Alla base dell’annuncio dell’azienda, la crisi del settore appesantita «da un mercato – scrive Almaviva – sempre più in contrazione, con costi sempre meno compatibili, il tutto aggravato da un ricorso alla delocalizzazione sia per le attività svolte con personale dipendente, sia con personale a progetto». 

«Sulla crisi dell’azienda incide di certo anche la scadenza della commessa con Wind prevista entro marzo 2015, ma c’è molto altro. Non finiremo mai di ripeterlo – spiegano Mimmo Milazzo Segretario Cisl Palermo Trapani e Francesco Assisi Segretario Fistel Cisl Palermo Trapani – il settore è totalmente privo di regole, la delocalizzazione con il sistema delle scatole cinesi per aprire nuove aziende e usufruire dei contributi regionali e statali, ormai non fa altro che portare ad un continuo elenco di posti persi, crisi aziendali, che la nostra città, come tutta la Sicilia, non possono permettersi». 

Almaviva a Palermo conta 3500 lavoratori a tempo indeterminato e 1200 a progetto. Da qui l’appello alle istituzioni. «Dobbiamo evitare che accada, al Mise chiediamo innanzitutto regole certe, che impediscano l’utilizzo della defiscalizzazione dell’Irap come incentivo per aprire crisi aziendali, licenziare lavoratori già assunti e creare aziende abbattendo il costo del lavoro. Servono inoltre regole sull’appalto e i subappalti dell’intero settore». 

«Alla Regione – concludono i sindacalisti della Cisl – chiediamo di dotarsi di regole e principi da imporre a chi opera nelle telecomunicazioni in Sicilia che impediscano questo continuo massacro degli operatori del settore». 

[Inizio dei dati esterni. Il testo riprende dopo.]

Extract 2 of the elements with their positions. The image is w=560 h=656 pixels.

La vertenza Almaviva insieme alle altre, 4U, Accenture e lo sciopero nazionale dei call center con la notte bianca che si terrà il 20 e 21 novembre a Roma, saranno al centro domani del consiglio regionale della Fistel Cisl che si terrà nella sede della Cisl Sicilia in piazza Castelnuovo dalle ore 10,00 alla presenza del Segretario nazionale Vito Antonio Vitale.